Canadian “Peacekeeping” Troops in Afghanistan: Keep Pearson out of it
The Harper government’s flagging campaign to sell Canadians on extending our combat mission in Afghanistan has clearly found new legs since the release last month of the pro-war Manley report.
The turnaround moment probably came at a press briefing when John Manley, head of the government’s advisory panel on Afghanistan, defended the mission by invoking the name of Canadian peacekeeping hero Lester Pearson.
Since Canadians have tended to associate Afghanistan with torture and a cowboy-style “war on terror,” the invocation of Pearson’s name – from fellow Liberal Manley – was highly potent.
It was also absurd, even preposterous – like invoking Abe Lincoln as a nation-building forerunner of George W. Bush.
Indeed, Francis Boyle, professor of international law at the University of Illinois College of Law, argues that Manley’s attempt to place Pearson’s mantle on the Afghan mission amounts to a “real desecration of (Pearson’s) memory and his monumental achievement for world peace.”
Boyle says that he’s made his students study the UN peacekeeping model devised by Pearson for the Suez Crisis of 1956. “It was the first, and the model for all that came after it … Pearson richly deserved his Nobel Peace Prize.”
“How dare Manley invoke his name,” Boyle continued. “The offensive use of military force (in Afghanistan) bears no similarity at all to Pearson’s peacekeeping force in the Sinai, which was genuine and legitimate peacekeeping.”
The notion of the Afghan mission as a moral, legal war pervades the Manley report. Contrasting it to the invasion of Iraq, Manley portrays the intervention in Afghanistan as a law-abiding, UN-authorized venture. But Boyle says that the invasions of Iraq and Afghanistan were both illegal under international law, in that neither received Security Council approval.

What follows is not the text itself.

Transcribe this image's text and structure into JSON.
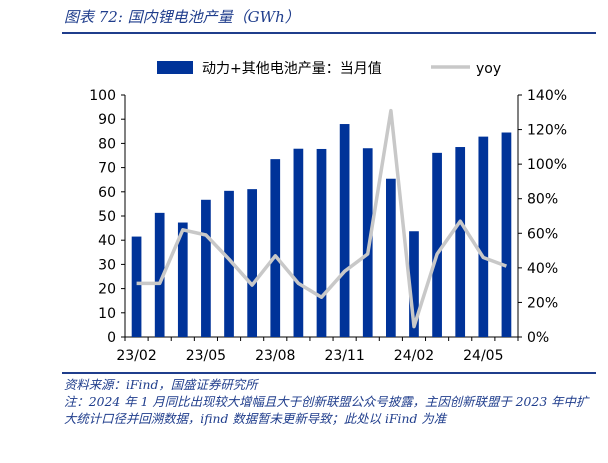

The Manley report implies that the U.S. invasion of Afghanistan was endorsed by the Security Council, but Boyle notes that the Security Council resolution cited by Manley in no way authorized military action. Rather, it called for the perpetrators of 9/11 to be brought to justice – suggesting they be dealt with as criminals through extradition and the judicial system, not war.
After invading Afghanistan and toppling the government, Washington won UN authorization for the new government it installed, and for its ongoing intervention through NATO. As a result, the U.S. presence in Afghanistan – like the one in Iraq – now has “a veneer of UN authority,” notes Osgoode Hall law professor Michael Mandel.
Manley has long been a proponent of closer relations with the U.S., and he and his panellists met with top U.S. officials, including Secretary of State Condoleezza Rice.
Yet the Manley report avoids any suggestion that Ottawa’s involvement in Afghanistan is about pleasing the Bush administration, which is widely disliked in Canada.
Indeed, the Manley report makes Washington all but disappear, emphasizing the UN and NATO, and Canada’s role within NATO.
But NATO is just a military alliance ultimately run by Washington. Indeed, since it came into being in 1950, NATO has always been headed by a U.S. general (currently John Craddock).
In addition to NATO forces in Afghanistan, there are another 13,000 U.S. troops under direct U.S. command. This means that all troops serving in Afghanistan are ultimately under commander-in-chief George W. Bush, whose shadow looms large over the country.
But in urging Canadians to keep fighting over there, Manley somehow found it more relevant to mention the name Lester B. Pearson.